Steve Jobs, Jane Austen and Paddy Chayefsky don’t agree on much, but they all agree on how to get a point across

Hollywood heavy hitter Robert McKee says it best: “If your story’s about what it’s about, you’re in trouble.” Great storytellers of every stripe guide their stories with an underlying structure to make them meaningful and make them last.

When I was in junior high, the must-see for the sleepover set was “Clueless,” the tale of the benevolent queen of Beverly Hills High and how she ruled with a marabou-tipped scepter.

Clueless DVD Cover

I wore my VHS copy out, delighted by the bubbly pace, the unapologetically girly sensibility and the repeatable dialogue. (“I was surfing the crimson wave. I had to haul ass to the ladies’.”) It’s the ’90s-era spoiled teenage progeny of the ’30s-era screwball comedy, complete with amusing misunderstandings, crisp banter and extravagant costume changes. Today, “Clueless” has been anointed as a contemporary classic, so I must have been onto something.

I somehow doubt “Clueless” is one of septuagenarian screenwriter Robert McKee’s all-time favorite films, but he easily explained to me why I love it so much in his book “Story.” (This guy literally wrote the book on story.) A veteran of the Hollywood industry, when McKee settles in for a film screening, he doesn’t see a frothy comedy or a multi-generational drama. He sees the Deep Structure of story that’s embedded in each film.

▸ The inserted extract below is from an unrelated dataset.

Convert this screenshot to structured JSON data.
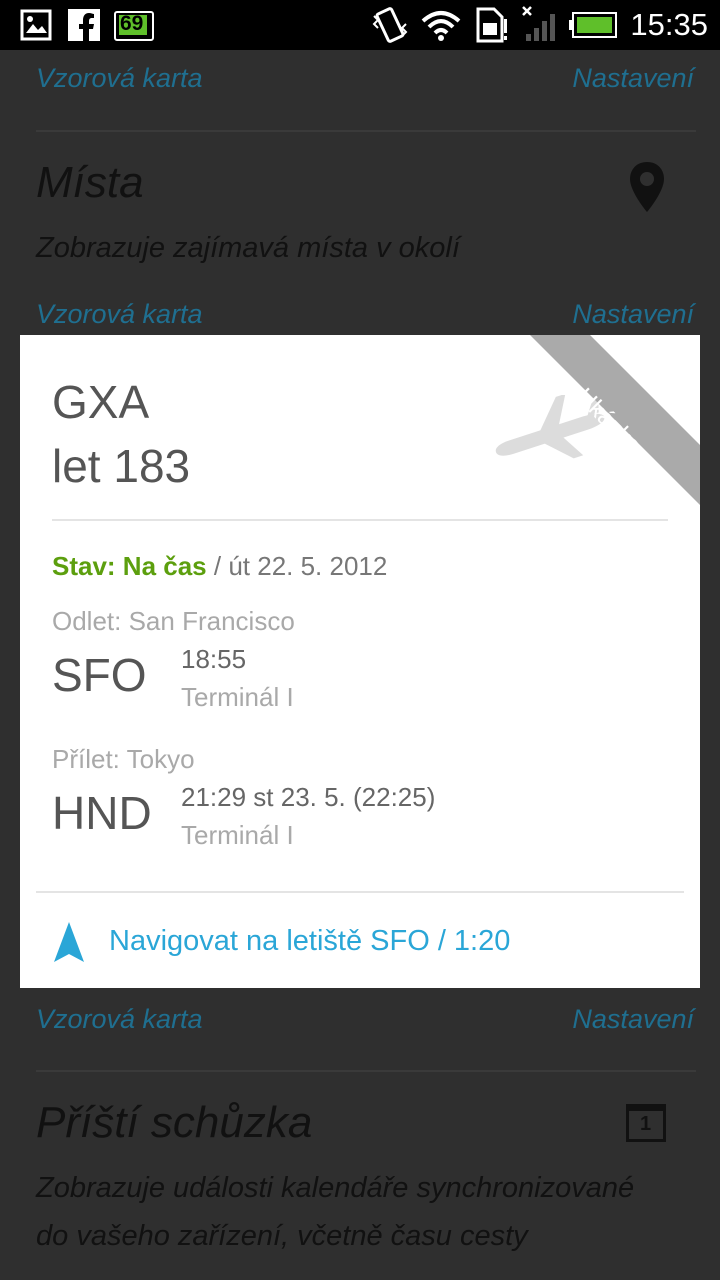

At the very center of [a film’s] deep structure is what McKee calls the “controlling idea” that drives the whole story.

At the very center of that deep structure is what McKee calls the “controlling idea” that drives the whole story. In “Fight Club,” for instance, the controlling idea is “Meaning comes from life’s struggle, not its comforts.” Or in “Moby Dick,” the controlling idea is “Blind ambition always brings you down with it.” Basically, it’s whatever the writer wants to say about life through his script. Famed screenwriter Paddy Chayefsky was said to write the story’s controlling idea on a piece of paper and tape it to his typewriter so that it was always in plain view as he worked.

Paddy and his instrument

Since ideas like “struggle,” “ambition” and “comfort” are hard to point a camera at, the writer creates what’s called a “frame” (aka a big, fat metaphor) so we can see these ideas on film. To quote McKee’s book, a film is “a two-hour metaphor that says: Life is like this!”
A film is “a two-hour metaphor that says: Life is like this!”

ahab-and-moby-dickIn “Moby Dick,” blind ambition is a white whale. In “Fight Club,” an authentic life is a fight club. Whatever happens to people who hunt the white whale is a metaphor for what happens to people who blindly pursue ambition in real life. What happens to people at the fight club is a metaphor for what happens to people in the real world trying to live an authentic life.

A brand is the same way. A brand is simply the story a company lives by — its controlling idea. Like a good movie or novel, a brand says, “Life is like this.” And just like every great story, a great brand has a central frame.

Simplicity = sophistication.
The company that overthrows Apple won’t do it with a more beautiful computer … but a new belief, wrapped in an irresistible metaphor.

Apple’s central frame, for instance, was there when it ran its very first print ad. Over the next 35 years, that frame shaped everything Apple did, from its minimalist product designs to the handheld checkout at its retail stores. Every corner of the brand served as a metaphor that helps reinforce the company’s controlling idea of simplicity. Even Steve Jobs’ uniform of plain black turtlenecks, Levis and white New Balance 991s was a metaphor for what Apple believed.

Companies make choices just like filmmakers do, but instead of props and actors, they are choosing what products to make and which campaigns will sell them. Without a controlling idea or belief, they are flying blind. It would be like a director improvising a movie without a script, with the unlikely hope that whatever unfolds in the next scene will lead to a plot.

People might say they buy Apple because it’s designed better, runs faster or is easier to use. That all might be true, but it doesn’t fully explain how it has become the largest publicly traded company in the world. In the end, Apple is easy to love not only because it makes great stuff, but because it believes in something. The company that knocks Apple off its pedestal isn’t the one that comes up with a more beautiful computer. It’s the company that introduces us to a new belief and then wraps that belief up in an irresistible metaphor.

As I sat down to write this post, I re-watched “Clueless” for what must be the 50th time, just to see if it had the same frothy effect it had on me in 1996. I am sad to report it did not. But I guess that’s the thing about humans: We tend to evolve, move on, seek out new frames. I suspect one day soon we’ll all tire of simplicity, too. All hail the belief that comes our way next.